Recently a number of groups have attempted to quantify the missing feedbacks by coupling equilibrium vegetation models "asynchronously" to GCMs. This involves an iterative procedure in which the GCM calculates the climate implied by a given land cover, and the vegetation model calculates the land cover implied by a given climate. This process is repeated until a mutual climate-vegetation equilibrium is reached. Such techniques have yielded interesting results, but are only appropriate for simulating equilibria, and suffer from inconsistencies associated with the independent calculation of surface fluxes in the vegetation model and the GCM.
In order to fully understand the role of climate-vegetation feedbacks we need to treat the land cover as a interactive element, by incorporating dynamic global vegetation models (DGVMs) within GCMs. A model of this type, called "TRIFFID" ("Top-down Representation of Interactive Foliage and Flora Including Dynamics"), has been developed at the Hadley Centre for use in coupled climate-carbon cycle simulations.

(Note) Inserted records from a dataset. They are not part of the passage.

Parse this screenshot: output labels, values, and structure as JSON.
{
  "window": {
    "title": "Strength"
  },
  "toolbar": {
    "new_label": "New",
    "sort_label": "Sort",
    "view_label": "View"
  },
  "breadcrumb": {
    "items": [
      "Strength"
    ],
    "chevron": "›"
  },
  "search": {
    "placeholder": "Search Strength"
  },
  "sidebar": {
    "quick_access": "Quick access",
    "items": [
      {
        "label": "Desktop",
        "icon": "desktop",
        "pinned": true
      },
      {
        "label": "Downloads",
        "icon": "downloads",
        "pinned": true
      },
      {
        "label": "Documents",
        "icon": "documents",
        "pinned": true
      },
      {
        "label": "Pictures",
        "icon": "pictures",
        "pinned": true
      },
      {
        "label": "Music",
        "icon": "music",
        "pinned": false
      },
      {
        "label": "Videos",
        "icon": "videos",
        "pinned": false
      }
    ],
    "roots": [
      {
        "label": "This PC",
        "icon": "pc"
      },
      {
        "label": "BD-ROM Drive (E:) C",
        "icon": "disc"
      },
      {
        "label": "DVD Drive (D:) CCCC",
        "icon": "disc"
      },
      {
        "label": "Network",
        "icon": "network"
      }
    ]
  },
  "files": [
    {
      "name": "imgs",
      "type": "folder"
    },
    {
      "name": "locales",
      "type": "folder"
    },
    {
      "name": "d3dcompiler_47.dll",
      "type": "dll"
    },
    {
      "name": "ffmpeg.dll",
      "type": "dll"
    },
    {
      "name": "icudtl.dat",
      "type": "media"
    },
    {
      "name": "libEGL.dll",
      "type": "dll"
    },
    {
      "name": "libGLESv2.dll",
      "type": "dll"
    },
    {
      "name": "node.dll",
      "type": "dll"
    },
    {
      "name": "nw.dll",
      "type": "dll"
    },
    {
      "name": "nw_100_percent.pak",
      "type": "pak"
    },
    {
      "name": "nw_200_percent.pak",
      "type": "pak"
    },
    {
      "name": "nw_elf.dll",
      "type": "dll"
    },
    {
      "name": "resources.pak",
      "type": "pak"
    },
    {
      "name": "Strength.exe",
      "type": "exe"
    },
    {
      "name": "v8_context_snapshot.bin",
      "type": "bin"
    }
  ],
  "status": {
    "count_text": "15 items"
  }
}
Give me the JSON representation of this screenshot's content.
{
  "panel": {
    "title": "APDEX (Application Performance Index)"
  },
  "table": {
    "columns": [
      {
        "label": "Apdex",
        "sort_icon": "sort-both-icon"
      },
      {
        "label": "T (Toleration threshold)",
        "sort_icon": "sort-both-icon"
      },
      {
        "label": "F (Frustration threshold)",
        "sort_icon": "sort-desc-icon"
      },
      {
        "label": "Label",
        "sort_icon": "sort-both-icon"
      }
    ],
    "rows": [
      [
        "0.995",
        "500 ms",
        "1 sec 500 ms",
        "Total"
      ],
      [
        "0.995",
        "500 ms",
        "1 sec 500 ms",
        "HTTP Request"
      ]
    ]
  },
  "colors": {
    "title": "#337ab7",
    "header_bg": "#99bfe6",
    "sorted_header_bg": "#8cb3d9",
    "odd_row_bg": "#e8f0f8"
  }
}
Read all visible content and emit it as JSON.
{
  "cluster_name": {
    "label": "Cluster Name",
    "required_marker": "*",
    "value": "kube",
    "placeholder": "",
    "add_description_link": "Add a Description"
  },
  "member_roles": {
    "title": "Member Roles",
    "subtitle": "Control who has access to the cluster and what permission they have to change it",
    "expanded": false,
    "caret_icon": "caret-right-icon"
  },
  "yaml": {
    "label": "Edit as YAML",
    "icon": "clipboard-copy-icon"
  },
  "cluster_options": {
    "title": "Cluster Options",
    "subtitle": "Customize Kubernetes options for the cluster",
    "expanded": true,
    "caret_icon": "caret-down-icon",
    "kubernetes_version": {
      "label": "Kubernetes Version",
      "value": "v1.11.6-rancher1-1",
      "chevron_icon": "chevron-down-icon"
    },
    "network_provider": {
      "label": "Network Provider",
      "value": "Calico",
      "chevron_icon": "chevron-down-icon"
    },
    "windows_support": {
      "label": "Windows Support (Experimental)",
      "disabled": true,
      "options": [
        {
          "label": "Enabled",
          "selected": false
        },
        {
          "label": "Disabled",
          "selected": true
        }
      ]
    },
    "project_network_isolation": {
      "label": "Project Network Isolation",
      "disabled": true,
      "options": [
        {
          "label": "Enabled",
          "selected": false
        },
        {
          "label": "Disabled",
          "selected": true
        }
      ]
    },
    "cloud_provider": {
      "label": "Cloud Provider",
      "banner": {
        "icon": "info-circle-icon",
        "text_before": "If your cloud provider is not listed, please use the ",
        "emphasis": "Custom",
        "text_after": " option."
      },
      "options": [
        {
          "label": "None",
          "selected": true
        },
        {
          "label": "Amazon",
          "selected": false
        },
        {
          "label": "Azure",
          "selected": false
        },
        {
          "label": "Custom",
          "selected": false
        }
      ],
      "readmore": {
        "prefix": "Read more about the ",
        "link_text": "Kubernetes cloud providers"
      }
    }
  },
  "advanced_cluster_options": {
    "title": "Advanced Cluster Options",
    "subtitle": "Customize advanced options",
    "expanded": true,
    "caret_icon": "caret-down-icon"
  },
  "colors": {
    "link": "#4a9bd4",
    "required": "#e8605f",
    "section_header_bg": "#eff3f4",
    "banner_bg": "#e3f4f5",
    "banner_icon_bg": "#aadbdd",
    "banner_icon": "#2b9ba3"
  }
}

TRIFFID defines the state of the terrestrial biosphere in terms of the soil carbon, and the structure and coverage of five vegetation types (Broadleaf tree, Needleleaf tree, C3 grass, C4 grass and shrub) within each GCM gridbox. Competition between the vegetation types is based upon a Lotka-Volterra approach. The areal coverage, leaf area index and canopy height of each type are updated using the carbon fluxes calculated within a tiled land surface scheme, called "MOSES II".
The land-atmosphere fluxes are calculated within MOSES II on every 30 minute GCM timestep and aggregated before being passed to TRIFFID (usually every 10 days). Leaf phenology (bud-burst and leaf drop) is updated on an intermediate timescale of 1 day, using accumulated temperature-dependent leaf turnover rates. After each call to TRIFFID the land surface parameters required by MOSES II (e.g. albedo, roughness length) are updated based on the new vegetation state.
A description of the model and its interface to the GCM will be presented, along wih early results from coupled climate-vegetation simulations.